I discovered Porkchop & Co.'s omnivorous delights when I met chef and owner Paul Osher at a farm-fresh dinner. At Skylight Farms — one of Osher's produce purveyors — he cooked a delicious feast that began with the stellar smoked beet dip. The gorgeous and garlicky dip lured me to Osher's brick-and-mortar spot, as I was hungry for the recipe and more of his mouthwatering cooking.
If a restaurant can represent a chef’s past, Porkchop & Co. hums with Osher’s culinary history. With ancestors in the kosher meat business — an old Osherwitz Deli sign is propped next to the bar — and a 15-year stint as a vegetarian behind him, Osher embraces both the carnivorous and herbivorous side of the gastronomic coin. Sandwiches get star billing at Porkchop & Co., thanks to Osher’s college job at a corner deli and his previous gig running a successful, sandwich-focused catering company in L.A.
Having spent a third of his life as a vegetarian, the chef wanted the non-meat offerings to be special instead of the token caprese sandwiches found on so many menus. He had nailed a cauliflower sandwich and an apple brie melt, yet craved a third for his garden-fresh trifecta.
Enter: the smoked beet dip.
For inspiration, Osher headed to the Ballard Farmer’s Market. At one of his favorite vendors, Nash Organic Produce, Osher purchased cylindrical beets, thinking they’d fit ergonomically in an oblong sandwich. He sliced the beets lengthwise and roasted them. To his surprise, they resembled bacon, and the visual sparked an idea; why not smoke the beets like the beloved breakfast meat?
Osher’s sous chef sealed the beets’ fate when he stumbled upon a recipe for beet romesco. He suggested they follow it and substitute beets for red peppers in this Spanish sauce, and the smoked beet dip was born. At Porkchop & Co, the beet dip comes on a sandwich with blue cheese, frisée, and traditional romesco. Or, opt for it à la carte, which is also available to-go; this beautiful fuchsia dip will be the belle of your next dinner party. In keeping with his communal spirit, Osher has shared the recipe with The Daily Meal.

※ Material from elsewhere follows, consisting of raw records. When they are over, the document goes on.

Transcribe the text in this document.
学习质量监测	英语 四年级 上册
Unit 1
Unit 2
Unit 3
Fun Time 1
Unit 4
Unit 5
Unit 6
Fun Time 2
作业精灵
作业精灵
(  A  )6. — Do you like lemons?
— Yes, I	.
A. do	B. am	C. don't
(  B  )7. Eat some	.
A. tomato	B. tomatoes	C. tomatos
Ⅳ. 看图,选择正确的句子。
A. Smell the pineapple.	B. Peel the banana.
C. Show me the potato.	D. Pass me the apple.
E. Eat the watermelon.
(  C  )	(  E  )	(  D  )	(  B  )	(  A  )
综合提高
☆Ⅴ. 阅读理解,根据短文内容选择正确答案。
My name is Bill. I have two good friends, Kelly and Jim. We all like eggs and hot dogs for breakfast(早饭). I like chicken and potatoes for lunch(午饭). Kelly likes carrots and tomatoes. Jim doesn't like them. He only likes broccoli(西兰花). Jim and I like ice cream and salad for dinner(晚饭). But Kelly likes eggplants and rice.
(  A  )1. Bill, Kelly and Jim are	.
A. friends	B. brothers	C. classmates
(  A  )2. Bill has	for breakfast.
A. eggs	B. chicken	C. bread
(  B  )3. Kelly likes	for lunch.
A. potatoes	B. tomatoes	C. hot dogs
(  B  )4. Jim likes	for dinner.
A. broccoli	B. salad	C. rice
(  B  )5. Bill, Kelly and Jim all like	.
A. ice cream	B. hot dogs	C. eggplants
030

Porkchop & Co. is open Wednesday through Friday from 8 a.m. until 9 p.m.; Saturday from 8:30 a.m. to 9 p.m.; and Sunday from 8:30 a.m. until 3 p.m. The menu features comfort food with an upscale spin like kimchi hash and smoked trout salad. The porchetta — served hot with jus for dipping — is one of the tastiest in town. Bottled beers, craft cocktails, local drafts, and a never-empty coffee urn round out the menu.